Republicans Begin to Question the Competence of their Leadership
The captains of the Republican ship - Senate Minority Leader Mitch McConnell, House Minority Leader John Boehner, and the feckless Republican Chairman Michael Steele - ran the Republican ship right into the rocks. Is it any wonder that the crew is beginning to mutter about mutiny? In recent days I have spoken to a number of Republican members of
Congress who are not at all happy with the leadership of their party.Of course you still hear pundits boldly predicting that the health care bill will be a hard sell with the American people. But I'll bet any one of them a steak dinner that by Election Day a vote for the health care bill will be a big plus in most contested districts. The reasons are simple:* Because it's passed into law, Democrats are now the ones who will be in a position to demand that Republicans keep their "hands off our health care." And we can be very specific about provisions that go into effect right away.
Doesn't sound like the high political ground to me - or to an increasing number of Republican Members of Congress.
* By Election Day, voters will understand that the campaign to gin up fear about health care reform was completely bogus. This is particularly true of seniors who will find that the bill did not - as the Republicans claimed -- cut their Medicare. In fact they will find that it has strengthened their Medicare - that the only thing cut was a subsidy to big private insurers.
Let's face it - after while it's hard to convince people that the sky is falling if pieces of the sky never crash through your roof. Of course their management of the health care strategy isn't the only cause of alarm in the Republican cloak rooms. Their political operation is a mess.
Last week's PR disaster may turn out to be the tipping point that causes confidence in the Party apparatus to tank. Michael Steele has never been a popular RNC Chairman. He never did understand that the role of a Party Chair is to build the party organization -- not the Chairman's political profile.
Some politicians (think Ronald Reagan) were like Teflon - nothing would stick. Steele is more like Velcro - everything sticks to him. This is a real problem for the Party since it takes two thirds of the Republican National Committee to oust him midterm - and it is especially difficult to do because he is the first African American Republican Chairman. All the Republicans need is to oust Steele and give the country one more example of how the Republican Party has been reduced to a narrow regional and racial enclave in a corner of America.
The RNC, National Republican Congressional Committee (NRCC) and National Republican Senatorial Committee (NRSC) all had less cash on hand at the end of February than their Democratic counterparts - and in the case of the House Committee the difference was enormous. The Democratic Congressional Campaign Committee (DCCC) had $20 million on hand while the NRSC had only $6.1 million. That's pretty amazing when you consider that Republicans in Congress spend all of their time defending America's wealthiest corporate special interests.
One key explanation is incompetence.And that's one of the reasons Karl Rove, former RNC Chair Ed Gillespie, and other Republican heavyweights have set up a new, competing organization called American Crossroads.
As the social and geographic base of the Republican Party has shrunk over the last ten years, the "movement" portion of the Party has become more and more vocal - especially among Members of the House.

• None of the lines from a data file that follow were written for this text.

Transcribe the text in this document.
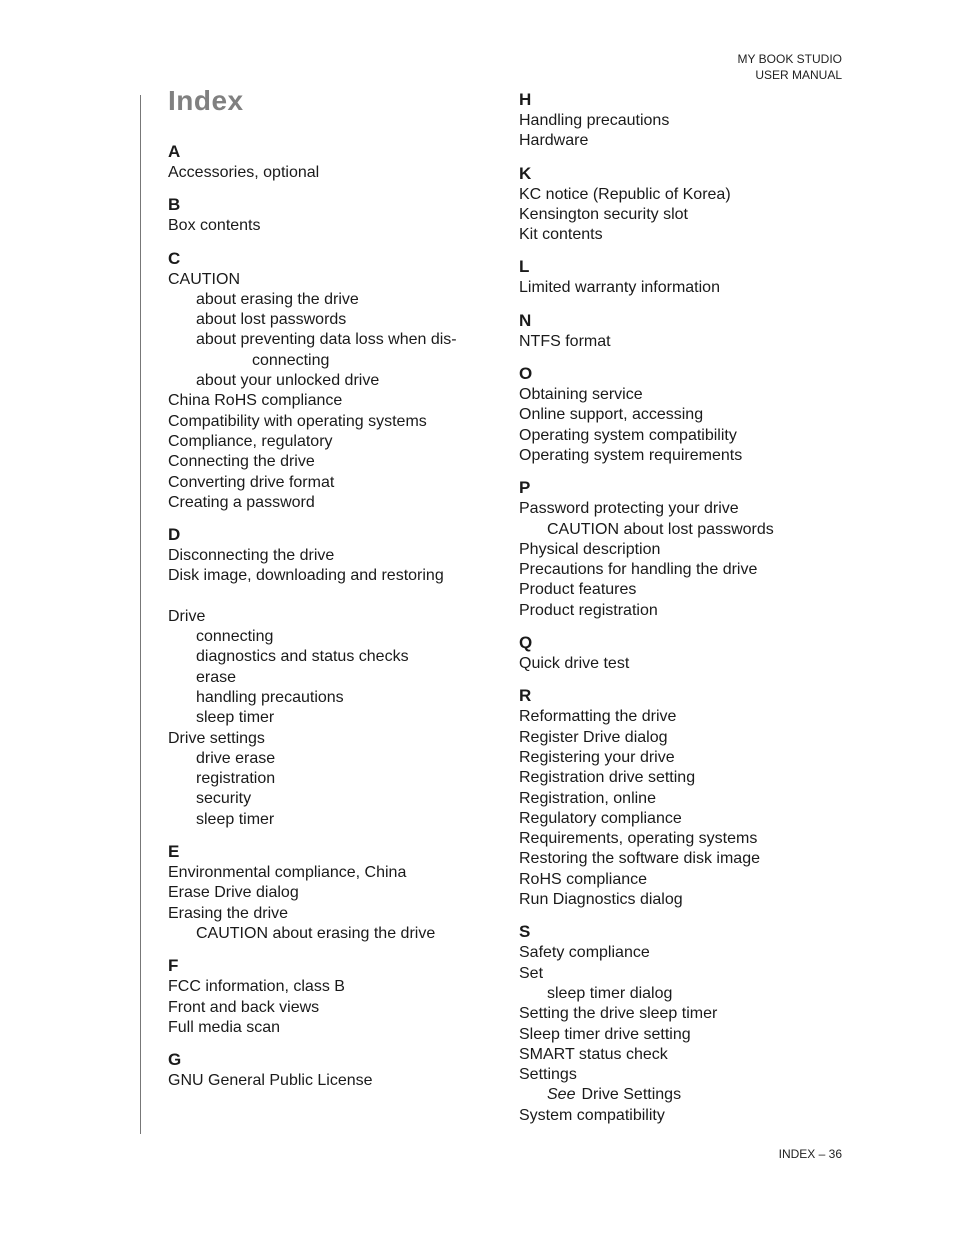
MY BOOK STUDIO
USER MANUAL
Index
A
Accessories, optional
B
Box contents
C
CAUTION
about erasing the drive
about lost passwords
about preventing data loss when dis-
connecting
about your unlocked drive
China RoHS compliance
Compatibility with operating systems
Compliance, regulatory
Connecting the drive
Converting drive format
Creating a password
D
Disconnecting the drive
Disk image, downloading and restoring
Drive
connecting
diagnostics and status checks
erase
handling precautions
sleep timer
Drive settings
drive erase
registration
security
sleep timer
E
Environmental compliance, China
Erase Drive dialog
Erasing the drive
CAUTION about erasing the drive
F
FCC information, class B
Front and back views
Full media scan
G
GNU General Public License
H
Handling precautions
Hardware
K
KC notice (Republic of Korea)
Kensington security slot
Kit contents
L
Limited warranty information
N
NTFS format
O
Obtaining service
Online support, accessing
Operating system compatibility
Operating system requirements
P
Password protecting your drive
CAUTION about lost passwords
Physical description
Precautions for handling the drive
Product features
Product registration
Q
Quick drive test
R
Reformatting the drive
Register Drive dialog
Registering your drive
Registration drive setting
Registration, online
Regulatory compliance
Requirements, operating systems
Restoring the software disk image
RoHS compliance
Run Diagnostics dialog
S
Safety compliance
Set
sleep timer dialog
Setting the drive sleep timer
Sleep timer drive setting
SMART status check
Settings
See Drive Settings
System compatibility
INDEX – 36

We'll see a spotlight turned on this cleavage when immigration reform moves to center stage in the next few weeks. The business community has reached out across party lines and wants to fix the broken immigration system. And many Republican Party leaders realize that if they fail to compete for Latino voters - the fastest-growing minority in the country - they will probably doom any chance the party has of ever returning as a national presence.
But much of the radical fringe of the Republican base does not like the growing presence of Latino culture in the United States, and that creates yet another critical problem for Republican leaders.

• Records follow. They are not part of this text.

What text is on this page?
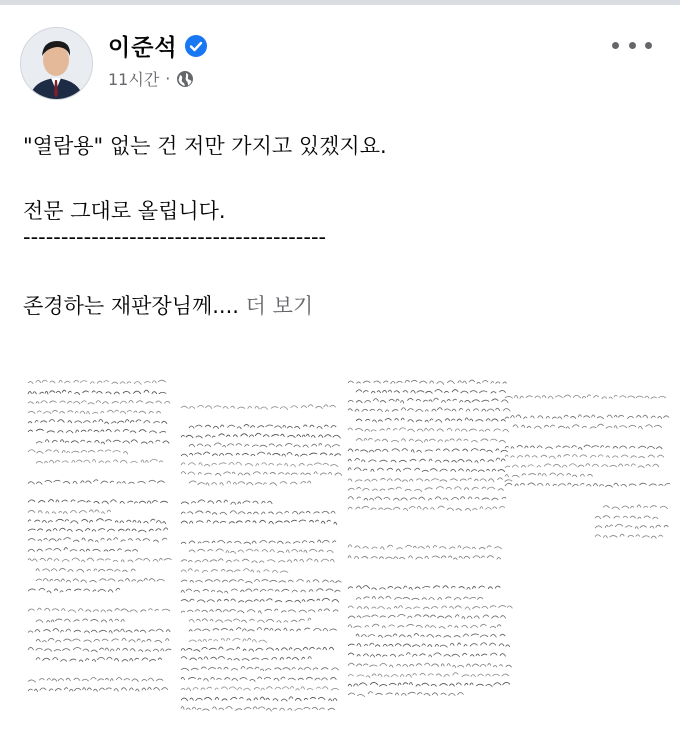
이준석
11시간 ·
"열람용" 없는 건 저만 가지고 있겠지요.
전문 그대로 올립니다.
----------------------------------------
존경하는 재판장님께.... 더 보기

When it comes to immigration, the forces within the party favoring reform may find help from an unlikely source - the evangelical religious community. Like the Catholic Church, evangelical churches have a massive institutional interest in appealing to Latinos, since the Hispanic community is the largest source of their own organizational growth. That may help tip the balance on immigration - at least for some of the Republican leadership, like Senator Lindsey Graham, that understand the importance of this issue to the Party's future.
The problem isn't that they don't have a program. The problem is that their programs led us into the worst economic and foreign policy catastrophes in half a century. Their problem isn't that they were unable to enact their policies. The problem is that they did enact their policies - and they were disasters.

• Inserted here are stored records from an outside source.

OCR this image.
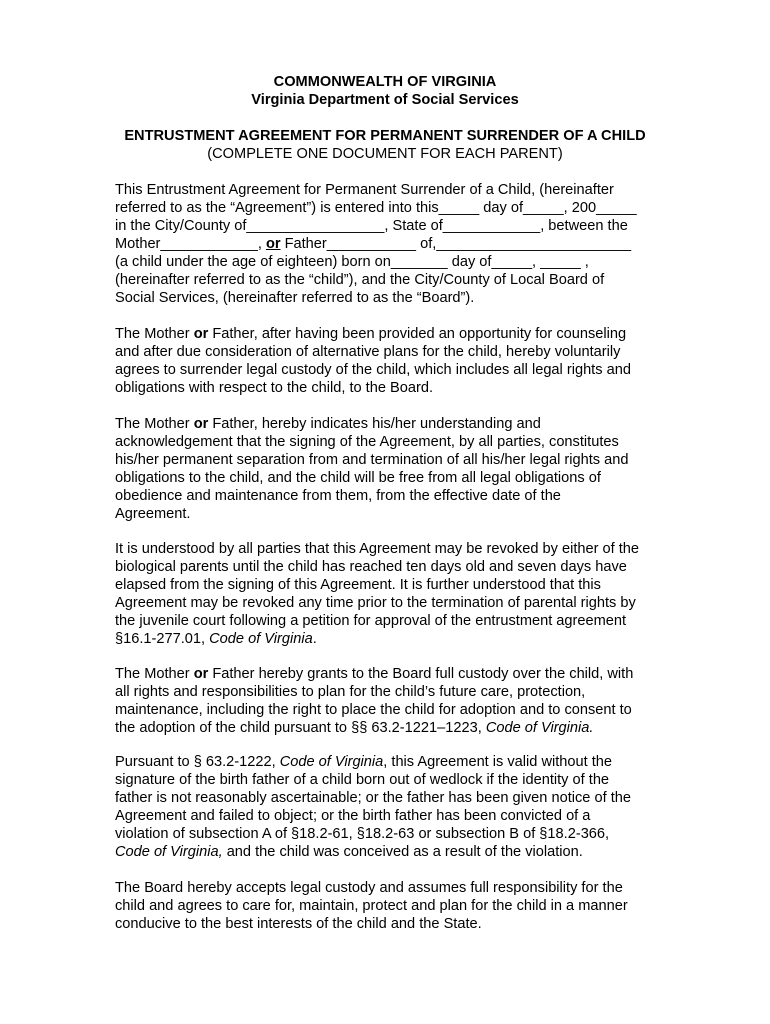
COMMONWEALTH OF VIRGINIA
Virginia Department of Social Services
ENTRUSTMENT AGREEMENT FOR PERMANENT SURRENDER OF A CHILD
(COMPLETE ONE DOCUMENT FOR EACH PARENT)
This Entrustment Agreement for Permanent Surrender of a Child, (hereinafter
referred to as the “Agreement”) is entered into this_____ day of_____, 200_____
in the City/County of_________________, State of____________, between the
Mother____________, or Father___________ of,________________________
(a child under the age of eighteen) born on_______ day of_____, _____ ,
(hereinafter referred to as the “child”), and the City/County of Local Board of
Social Services, (hereinafter referred to as the “Board”).
The Mother or Father, after having been provided an opportunity for counseling
and after due consideration of alternative plans for the child, hereby voluntarily
agrees to surrender legal custody of the child, which includes all legal rights and
obligations with respect to the child, to the Board.
The Mother or Father, hereby indicates his/her understanding and
acknowledgement that the signing of the Agreement, by all parties, constitutes
his/her permanent separation from and termination of all his/her legal rights and
obligations to the child, and the child will be free from all legal obligations of
obedience and maintenance from them, from the effective date of the
Agreement.
It is understood by all parties that this Agreement may be revoked by either of the
biological parents until the child has reached ten days old and seven days have
elapsed from the signing of this Agreement. It is further understood that this
Agreement may be revoked any time prior to the termination of parental rights by
the juvenile court following a petition for approval of the entrustment agreement
§16.1-277.01, Code of Virginia.
The Mother or Father hereby grants to the Board full custody over the child, with
all rights and responsibilities to plan for the child’s future care, protection,
maintenance, including the right to place the child for adoption and to consent to
the adoption of the child pursuant to §§ 63.2-1221–1223, Code of Virginia.
Pursuant to § 63.2-1222, Code of Virginia, this Agreement is valid without the
signature of the birth father of a child born out of wedlock if the identity of the
father is not reasonably ascertainable; or the father has been given notice of the
Agreement and failed to object; or the birth father has been convicted of a
violation of subsection A of §18.2-61, §18.2-63 or subsection B of §18.2-366,
Code of Virginia, and the child was conceived as a result of the violation.
The Board hereby accepts legal custody and assumes full responsibility for the
child and agrees to care for, maintain, protect and plan for the child in a manner
conducive to the best interests of the child and the State.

The program of the Republican Party is the deregulation of Wall Street; it's the privatization of Social Security; it's doing away with Medicare and replacing it with vouchers. Their program is to stand up for the big Wall Street banks, the health insurance companies, and the very rich. Try running in the midterms on that program.
That's why they were reduced to being the "Party of No" in the first place. They couldn't very well offer their true policy alternatives, because they were politically radioactive.